This article continues my mini-series on functional library design. Previously, I discussed why your library should provide multiple levels of abstraction. Today, we look at composability and avoiding callbacks. These two often go together - frameworks are based on callbacks and are not composable, while good libraries avoid callbacks and compose well.
Here’s my take.
What the author is saying is true in terms of the ‘downsides’ of frameworks - they force coupling, dictate the way in which you write your code, and make it difficult to move to any different framework.
But that doesn’t mean frameworks are inherently bad.
I recently used the Kivy graphics framework to build a GUI app in python. Yes, this means I have to structure my app the way Kivy wants it to be, but it also means I get a huge amount of heavy lifting done for free. Kivy takes care of rendering graphics, bubbling user input through the component hierarchy, all the underlying tricky stuff, and means I can focus my time where I want to; adding functionality.

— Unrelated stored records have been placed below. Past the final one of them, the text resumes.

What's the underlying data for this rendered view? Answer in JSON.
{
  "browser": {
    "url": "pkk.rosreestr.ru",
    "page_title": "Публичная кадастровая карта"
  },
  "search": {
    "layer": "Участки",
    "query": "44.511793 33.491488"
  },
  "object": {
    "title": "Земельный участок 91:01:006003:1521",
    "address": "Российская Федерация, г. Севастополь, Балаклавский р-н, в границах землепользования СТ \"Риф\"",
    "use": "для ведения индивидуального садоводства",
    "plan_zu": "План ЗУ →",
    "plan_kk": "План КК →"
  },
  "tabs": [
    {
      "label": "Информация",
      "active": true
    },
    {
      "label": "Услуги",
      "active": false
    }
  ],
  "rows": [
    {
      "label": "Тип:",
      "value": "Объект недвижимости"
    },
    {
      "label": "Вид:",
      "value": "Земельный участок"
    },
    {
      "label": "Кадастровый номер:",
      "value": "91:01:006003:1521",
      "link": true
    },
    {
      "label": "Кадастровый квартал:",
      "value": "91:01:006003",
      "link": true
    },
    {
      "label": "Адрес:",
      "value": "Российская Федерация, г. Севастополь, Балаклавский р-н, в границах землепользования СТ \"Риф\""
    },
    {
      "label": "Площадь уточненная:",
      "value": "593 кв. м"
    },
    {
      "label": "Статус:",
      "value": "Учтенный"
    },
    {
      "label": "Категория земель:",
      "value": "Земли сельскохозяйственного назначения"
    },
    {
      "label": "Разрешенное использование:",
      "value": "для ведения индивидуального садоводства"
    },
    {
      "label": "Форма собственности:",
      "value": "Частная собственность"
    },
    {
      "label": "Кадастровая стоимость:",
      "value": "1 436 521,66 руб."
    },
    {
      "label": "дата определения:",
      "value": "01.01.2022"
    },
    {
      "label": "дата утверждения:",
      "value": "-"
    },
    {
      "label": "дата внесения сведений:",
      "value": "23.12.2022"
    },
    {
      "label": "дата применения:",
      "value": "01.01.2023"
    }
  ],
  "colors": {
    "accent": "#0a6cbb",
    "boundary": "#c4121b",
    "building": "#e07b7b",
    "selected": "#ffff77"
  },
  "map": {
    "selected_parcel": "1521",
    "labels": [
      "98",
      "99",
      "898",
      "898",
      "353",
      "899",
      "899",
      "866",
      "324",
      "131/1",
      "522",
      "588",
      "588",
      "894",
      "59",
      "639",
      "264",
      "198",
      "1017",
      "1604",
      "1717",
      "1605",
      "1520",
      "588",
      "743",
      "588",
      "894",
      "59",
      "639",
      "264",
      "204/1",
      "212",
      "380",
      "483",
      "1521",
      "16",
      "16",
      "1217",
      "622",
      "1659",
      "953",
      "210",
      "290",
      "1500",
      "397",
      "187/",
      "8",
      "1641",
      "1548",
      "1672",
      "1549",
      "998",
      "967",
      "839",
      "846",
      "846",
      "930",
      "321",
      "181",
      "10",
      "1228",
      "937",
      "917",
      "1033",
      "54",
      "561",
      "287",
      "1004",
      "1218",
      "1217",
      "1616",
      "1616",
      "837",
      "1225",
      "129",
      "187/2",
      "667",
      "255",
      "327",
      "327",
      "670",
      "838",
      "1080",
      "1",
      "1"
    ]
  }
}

Frameworks control the way you code, but in return they let you get going very quickly.
The prescriptive nature of frameworks can also be a huge boost in a commercial setting, because it makes it easy for developers to work together with a common understanding on what they are doing. If someone has built a mobile app in React Native and they move to another team that is also building apps in React Native, they know what they expect to see when they clone the repo. It’s not a fresh learning curve every time.
The negatives the author calls out are totally valid, but IMO there are upsides to consider too.